Gli adolescenti e il fragile coraggio di sentire davvero

C’è un tempo della vita in cui tutto accade per la prima volta. Non è solo una questione di età, ma di intensità. È l’adolescenza: un territorio emotivo senza mappe, dove ogni sentimento arriva come un’onda piena, senza avvisi, senza argini. Gli adolescenti non provano emozioni “più piccole”. Le provano più grandi.

Più assolute. Più definitive. Un’amicizia può sembrare eterna. Un tradimento, irreparabile. Un amore, totalizzante. Una delusione, la fine di tutto. E noi adulti, spesso, osserviamo da lontano con un sorriso indulgente, come se fosse solo una fase da attraversare. Ma è proprio qui che sbagliamo.

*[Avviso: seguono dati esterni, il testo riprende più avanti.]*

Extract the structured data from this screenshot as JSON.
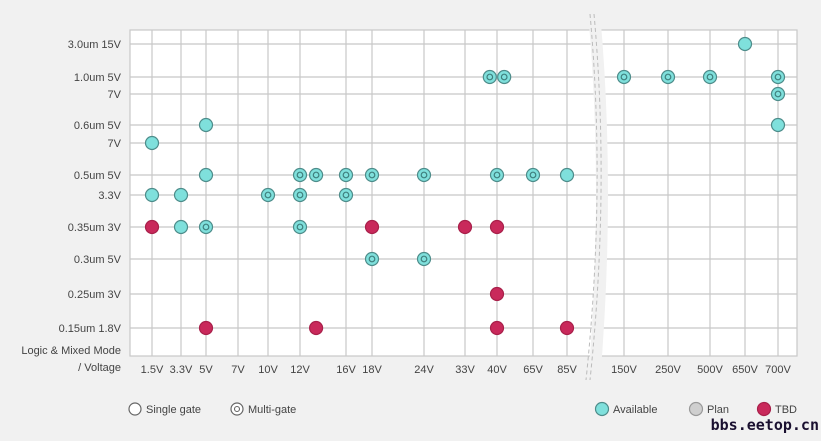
{
  "chart_data": {
    "type": "scatter",
    "title": "",
    "corner_label": [
      "Logic & Mixed Mode",
      "/ Voltage"
    ],
    "x_categories": [
      "1.5V",
      "3.3V",
      "5V",
      "7V",
      "10V",
      "12V",
      "16V",
      "18V",
      "24V",
      "33V",
      "40V",
      "65V",
      "85V",
      "150V",
      "250V",
      "500V",
      "650V",
      "700V"
    ],
    "axis_break_after": "85V",
    "rows": [
      {
        "id": "r30_15",
        "label": "3.0um 15V"
      },
      {
        "id": "r10_5",
        "label": "1.0um  5V"
      },
      {
        "id": "r10_7",
        "label": "7V"
      },
      {
        "id": "r06_5",
        "label": "0.6um  5V"
      },
      {
        "id": "r06_7",
        "label": "7V"
      },
      {
        "id": "r05_5",
        "label": "0.5um  5V"
      },
      {
        "id": "r05_33",
        "label": "3.3V"
      },
      {
        "id": "r035_3",
        "label": "0.35um 3V"
      },
      {
        "id": "r03_5",
        "label": "0.3um 5V"
      },
      {
        "id": "r025_3",
        "label": "0.25um 3V"
      },
      {
        "id": "r015_18",
        "label": "0.15um  1.8V"
      }
    ],
    "points": [
      {
        "row": "r30_15",
        "x": "650V",
        "status": "available",
        "gate": "single"
      },
      {
        "row": "r10_5",
        "x": "40V",
        "shift": -0.2,
        "status": "available",
        "gate": "multi"
      },
      {
        "row": "r10_5",
        "x": "40V",
        "shift": 0.2,
        "status": "available",
        "gate": "multi"
      },
      {
        "row": "r10_5",
        "x": "150V",
        "status": "available",
        "gate": "multi"
      },
      {
        "row": "r10_5",
        "x": "250V",
        "status": "available",
        "gate": "multi"
      },
      {
        "row": "r10_5",
        "x": "500V",
        "status": "available",
        "gate": "multi"
      },
      {
        "row": "r10_5",
        "x": "700V",
        "status": "available",
        "gate": "multi"
      },
      {
        "row": "r10_7",
        "x": "700V",
        "status": "available",
        "gate": "multi"
      },
      {
        "row": "r06_5",
        "x": "5V",
        "status": "available",
        "gate": "single"
      },
      {
        "row": "r06_5",
        "x": "700V",
        "status": "available",
        "gate": "single"
      },
      {
        "row": "r06_7",
        "x": "1.5V",
        "status": "available",
        "gate": "single"
      },
      {
        "row": "r05_5",
        "x": "5V",
        "status": "available",
        "gate": "single"
      },
      {
        "row": "r05_5",
        "x": "12V",
        "status": "available",
        "gate": "multi"
      },
      {
        "row": "r05_5",
        "x": "12V",
        "shift": 0.35,
        "status": "available",
        "gate": "multi"
      },
      {
        "row": "r05_5",
        "x": "16V",
        "status": "available",
        "gate": "multi"
      },
      {
        "row": "r05_5",
        "x": "18V",
        "status": "available",
        "gate": "multi"
      },
      {
        "row": "r05_5",
        "x": "24V",
        "status": "available",
        "gate": "multi"
      },
      {
        "row": "r05_5",
        "x": "40V",
        "status": "available",
        "gate": "multi"
      },
      {
        "row": "r05_5",
        "x": "65V",
        "status": "available",
        "gate": "multi"
      },
      {
        "row": "r05_5",
        "x": "85V",
        "status": "available",
        "gate": "single"
      },
      {
        "row": "r05_33",
        "x": "1.5V",
        "status": "available",
        "gate": "single"
      },
      {
        "row": "r05_33",
        "x": "3.3V",
        "status": "available",
        "gate": "single"
      },
      {
        "row": "r05_33",
        "x": "10V",
        "status": "available",
        "gate": "multi"
      },
      {
        "row": "r05_33",
        "x": "12V",
        "status": "available",
        "gate": "multi"
      },
      {
        "row": "r05_33",
        "x": "16V",
        "status": "available",
        "gate": "multi"
      },
      {
        "row": "r035_3",
        "x": "1.5V",
        "status": "tbd",
        "gate": "single"
      },
      {
        "row": "r035_3",
        "x": "3.3V",
        "status": "available",
        "gate": "single"
      },
      {
        "row": "r035_3",
        "x": "5V",
        "status": "available",
        "gate": "multi"
      },
      {
        "row": "r035_3",
        "x": "12V",
        "status": "available",
        "gate": "multi"
      },
      {
        "row": "r035_3",
        "x": "18V",
        "status": "tbd",
        "gate": "single"
      },
      {
        "row": "r035_3",
        "x": "33V",
        "status": "tbd",
        "gate": "single"
      },
      {
        "row": "r035_3",
        "x": "40V",
        "status": "tbd",
        "gate": "single"
      },
      {
        "row": "r03_5",
        "x": "18V",
        "status": "available",
        "gate": "multi"
      },
      {
        "row": "r03_5",
        "x": "24V",
        "status": "available",
        "gate": "multi"
      },
      {
        "row": "r025_3",
        "x": "40V",
        "status": "tbd",
        "gate": "single"
      },
      {
        "row": "r015_18",
        "x": "5V",
        "status": "tbd",
        "gate": "single"
      },
      {
        "row": "r015_18",
        "x": "12V",
        "shift": 0.35,
        "status": "tbd",
        "gate": "single"
      },
      {
        "row": "r015_18",
        "x": "40V",
        "status": "tbd",
        "gate": "single"
      },
      {
        "row": "r015_18",
        "x": "85V",
        "status": "tbd",
        "gate": "single"
      }
    ],
    "legend": {
      "gate": [
        {
          "key": "single",
          "label": "Single gate"
        },
        {
          "key": "multi",
          "label": "Multi-gate"
        }
      ],
      "status": [
        {
          "key": "available",
          "label": "Available"
        },
        {
          "key": "plan",
          "label": "Plan"
        },
        {
          "key": "tbd",
          "label": "TBD"
        }
      ]
    },
    "colors": {
      "available": "#7fe0dc",
      "plan": "#cfcfcf",
      "tbd": "#c9295b",
      "stroke_available": "#4d8c8a",
      "grid": "#c8c8c8"
    }
  },
  "watermark": "bbs.eetop.cn"
}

Perché ciò che per noi è esperienza, per loro è identità. Ogni emozione contribuisce a costruire chi saranno. Ogni ferita lascia un segno che non è solo dolore, ma anche direzione. Gli adolescenti non stanno semplicemente “vivendo”: stanno diventando. E diventare è un processo che fa paura.Vivono in bilico tra il bisogno di essere visti e la paura di essere giudicati. Vogliono indipendenza, ma cercano ancora un porto sicuro.

Chiedono spazio, ma allo stesso tempo implorano, spesso in silenzio, di essere compresi.E allora si chiudono. Oppure esplodono. Si rifugiano nei silenzi lunghi, negli sguardi bassi, nei messaggi mai inviati. Oppure urlano, sbattono porte, sfidano tutto e tutti. Non è ribellione fine a sé stessa.

È un linguaggio. È il modo che hanno per dire: “Io esisto. Anche se non so ancora bene chi sono.” Vivono in un mondo che corre veloce, dove i sentimenti vengono spesso semplificati in un like o nascosti dietro uno schermo. Ma dentro, tutto resta incredibilmente vero. Crudo. Profondo.

Hanno paura di non essere abbastanza. Abbastanza belli. Abbastanza forti. Abbastanza amati. Eppure, raramente lo ammettono. Perché oggi mostrarsi fragili è rischioso. E allora imparano presto a costruire maschere: ironia, indifferenza, distanza. Ma sotto, c’è un cuore che pulsa con una sincerità che noi, forse, abbiamo dimenticato. Gli adolescenti ci ricordano cosa significa sentire senza filtri.

Ci ricordano quando bastava poco per essere felici e ancora meno per sentirsi persi. Ci mettono davanti a una verità scomoda: crescere non significa smettere di provare, ma imparare a nascondere meglio ciò che si prova. E allora la domanda non è: “Cosa hanno questi ragazzi?”

Ma piuttosto: “Cosa non stiamo vedendo noi?” Forse dovremmo ascoltare di più e spiegare di meno. Accogliere senza correggere subito. Restare, anche quando è difficile. Perché un adolescente non ha bisogno di qualcuno che gli dica come sentirsi. Ha bisogno di qualcuno che gli permetta di farlo, senza paura. E se è vero che crescere significa imparare a stare al mondo, è altrettanto vero che nessuno dovrebbe farlo da solo. Alla fine, dentro ogni ragazzo c’è una richiesta semplice, quasi invisibile: “Guardami per quello che sono adesso, non solo per quello che diventerò.”

E forse, se riuscissimo davvero a farlo, scopriremmo che nei loro sentimenti non c’è solo fragilità. C’è una forma di verità che abbiamo perso lungo la strada. E che, forse, abbiamo ancora tempo di ritrovare.